Der SV Werder steckt tief im Abstiegssumpf – und Besserung ist nicht in Sicht!

von Kulli - 08.Feb - 12:00

Auch beim SC Freiburg verpasst es der SV Werder, ein Tor zu erzielen und damit die Grundlage zu legen, Punkte aus dem Breisgau zu entführen. Die Lage der Grün-Weißen verschärft sich von Spieltag zu Spieltag. Seit nunmehr elf Pflichtspielen wartet der SVW auf einen Sieg, während die Konkurrenz fleißig punktet. Wirkliche Hoffnung auf Besserung gibt es aktuell kaum – und auch ein neuer Trainer wird wohl keine Wunder bewirken. Denn das Problem liegt weniger auf dem Rasen als vielmehr in der Chefetage.

Seit seinem Amtsantritt im Sommer 2024 hinterlässt Clemens Fritz (Geschäftsführer Fußball) bislang keinen überzeugenden Eindruck. Keine der Neuverpflichtungen seiner Ära konnte nachhaltig überzeugen. Lediglich Marco Grüll, Yukinari Sugawara und Samuel Mbangula deuteten ihr Potenzial gelegentlich an. Zehn der 15 Neuzugänge kamen per Leihe an die Weser, darunter Victor Boniface, der zuvor beim AC Mailand den Medizincheck nicht bestanden hatte. Spieler wie Skelly Alvero wurden teuer verpflichtet, schlugen jedoch nie ein. Die Leihe von Jovan Milošević ließ man sich laut Transfermarkt.de rund 650.000 Euro kosten – ohne sich eine Kaufoption zu sichern. Der Stürmer war als Soforthilfe im bislang desaströsen Bremer Sturmzentrum gedacht, seine Bilanz ist jedoch ernüchternd: fünf Spiele, davon eines von Beginn an, ein Tor.

Trotz anhaltender Verletzungsmisere verzichtete man zudem auf die Verpflichtung eines weiteren Innenverteidigers. Gegenüber der Bild erklärte Fritz: „Wir waren handlungsfähig, haben aber genug Vertrauen in den Kader.“ Aktuell muss Julian Malatini in der Innenverteidigung ran – und überzeugte erneut nicht auf BundesligaNiveau. FotMob bewertete seinen Auftritt mit 5,6 von 10 Punkten, dem 0:1 war ein zaghaftes Zweikampfverhalten des Argentiniers gegen Matanović vorausgegangen. Dass sich das Lazarett kurzfristig lichtet und Spieler wie Niklas Stark zurückkehren, erscheint derzeit eher Wunschdenken.

Nach der Partie sagte Peter Niemeyer, Leiter des Lizenzbereichs, gegenüber Sky, man sei sich der Situation bewusst und nehme diese an – Worte, die die Bremer Fans seit geraumer Zeit hören und die inzwischen leer klingen.

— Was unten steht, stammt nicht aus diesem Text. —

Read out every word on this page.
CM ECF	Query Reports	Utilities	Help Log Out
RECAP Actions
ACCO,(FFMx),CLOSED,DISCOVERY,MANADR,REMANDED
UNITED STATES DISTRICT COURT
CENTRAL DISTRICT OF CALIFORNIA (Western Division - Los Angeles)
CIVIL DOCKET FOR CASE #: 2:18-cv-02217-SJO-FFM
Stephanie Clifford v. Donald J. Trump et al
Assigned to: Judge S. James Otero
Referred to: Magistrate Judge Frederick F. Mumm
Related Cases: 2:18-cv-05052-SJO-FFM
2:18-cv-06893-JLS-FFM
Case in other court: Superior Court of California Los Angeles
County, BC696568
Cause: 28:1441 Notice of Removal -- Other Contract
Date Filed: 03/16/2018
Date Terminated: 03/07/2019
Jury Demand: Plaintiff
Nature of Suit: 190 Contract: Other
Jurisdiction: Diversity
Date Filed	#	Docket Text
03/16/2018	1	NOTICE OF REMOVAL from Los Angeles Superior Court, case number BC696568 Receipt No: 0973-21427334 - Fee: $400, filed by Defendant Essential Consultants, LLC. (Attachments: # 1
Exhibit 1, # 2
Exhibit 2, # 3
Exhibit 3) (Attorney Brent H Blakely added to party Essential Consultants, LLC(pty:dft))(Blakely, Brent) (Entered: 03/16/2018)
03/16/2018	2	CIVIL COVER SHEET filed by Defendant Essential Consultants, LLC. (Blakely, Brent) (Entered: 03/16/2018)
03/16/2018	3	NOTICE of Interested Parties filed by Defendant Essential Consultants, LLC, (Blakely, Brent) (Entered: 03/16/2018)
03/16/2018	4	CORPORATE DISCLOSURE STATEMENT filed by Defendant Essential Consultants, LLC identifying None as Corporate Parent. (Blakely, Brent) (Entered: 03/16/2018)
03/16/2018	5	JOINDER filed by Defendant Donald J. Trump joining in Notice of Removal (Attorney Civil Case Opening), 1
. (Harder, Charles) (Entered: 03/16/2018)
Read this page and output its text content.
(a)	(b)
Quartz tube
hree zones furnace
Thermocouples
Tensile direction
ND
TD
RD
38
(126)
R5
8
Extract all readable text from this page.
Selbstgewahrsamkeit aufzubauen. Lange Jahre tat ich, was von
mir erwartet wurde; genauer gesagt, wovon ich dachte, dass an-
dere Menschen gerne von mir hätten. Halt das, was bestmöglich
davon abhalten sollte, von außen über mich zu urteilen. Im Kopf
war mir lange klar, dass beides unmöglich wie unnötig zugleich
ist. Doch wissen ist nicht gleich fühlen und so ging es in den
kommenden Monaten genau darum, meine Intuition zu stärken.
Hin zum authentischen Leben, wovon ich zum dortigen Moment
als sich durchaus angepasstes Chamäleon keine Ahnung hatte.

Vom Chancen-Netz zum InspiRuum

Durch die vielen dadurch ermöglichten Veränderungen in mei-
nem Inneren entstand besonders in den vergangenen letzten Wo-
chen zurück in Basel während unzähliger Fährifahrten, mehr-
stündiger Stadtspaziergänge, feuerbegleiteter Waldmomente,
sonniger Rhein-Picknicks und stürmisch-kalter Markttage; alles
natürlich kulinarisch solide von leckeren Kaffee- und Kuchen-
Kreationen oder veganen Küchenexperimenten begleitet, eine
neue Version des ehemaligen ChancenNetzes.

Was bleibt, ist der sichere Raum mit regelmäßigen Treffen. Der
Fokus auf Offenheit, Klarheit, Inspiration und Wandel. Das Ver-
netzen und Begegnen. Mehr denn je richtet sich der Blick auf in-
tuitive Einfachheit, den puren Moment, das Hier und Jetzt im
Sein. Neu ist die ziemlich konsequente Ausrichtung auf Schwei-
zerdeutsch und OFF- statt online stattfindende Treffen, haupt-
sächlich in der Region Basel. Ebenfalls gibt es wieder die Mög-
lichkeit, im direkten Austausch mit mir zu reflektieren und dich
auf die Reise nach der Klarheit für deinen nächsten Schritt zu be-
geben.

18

Kapitän Marco Friedl formulierte es drastischer und sprach von einem möglichen „blauen Wunder“ sowie davon, dass man dort angekommen sei, wo man womöglich hingehöre.

Unterm Strich lässt sich festhalten: Die erhoffte sportliche Entwicklung ist ausgeblieben, aktuell spricht vieles für einen Abstiegskampf bis zum bitteren Ende. Ole Werner entschied sich im Sommer gegen eine Vertragsverlängerung – unter anderem aus Sorge über die fehlende Perspektive in Bremen. Zwar ist der Marktwert des Kaders gestiegen, doch Spieler wie Jens Stage, Senne Lynen oder Romano Schmid gelten als nahezu unantastbar und haben keinerlei Konkurrenzdruck. Auf der linken Außenverteidigerposition erhielt zuletzt Olivier Deman Spielzeit, obwohl der Belgier seit seiner Verpflichtung im Sommer 2023 nie wirklich Fuß fassen konnte.

Dennoch genießt Clemens Fritz weiterhin das Vertrauen von Präsident Dr. Hubertus Hess-Grunewald. In einem Interview mit der Bild stellte dieser klar, er sehe keinen Anlass, den Geschäftsführer Fußball abzuberufen.

 

Die kommenden Wochen werden zu Wochen der Wahrheit. Am Samstag kann Werder gegen den FC Bayern befreit aufspielen – Zählbares erwartet ohnehin niemand. Danach folgen jedoch echte Endspiele: Zunächst geht es zum FC St. Pauli, anschließend kommt der FC Heidenheim ins Weserstadion. Die darauffolgenden Begegnungen gegen Union Berlin, Mainz und Wolfsburg sind nichts weniger als ein Überlebenskampf.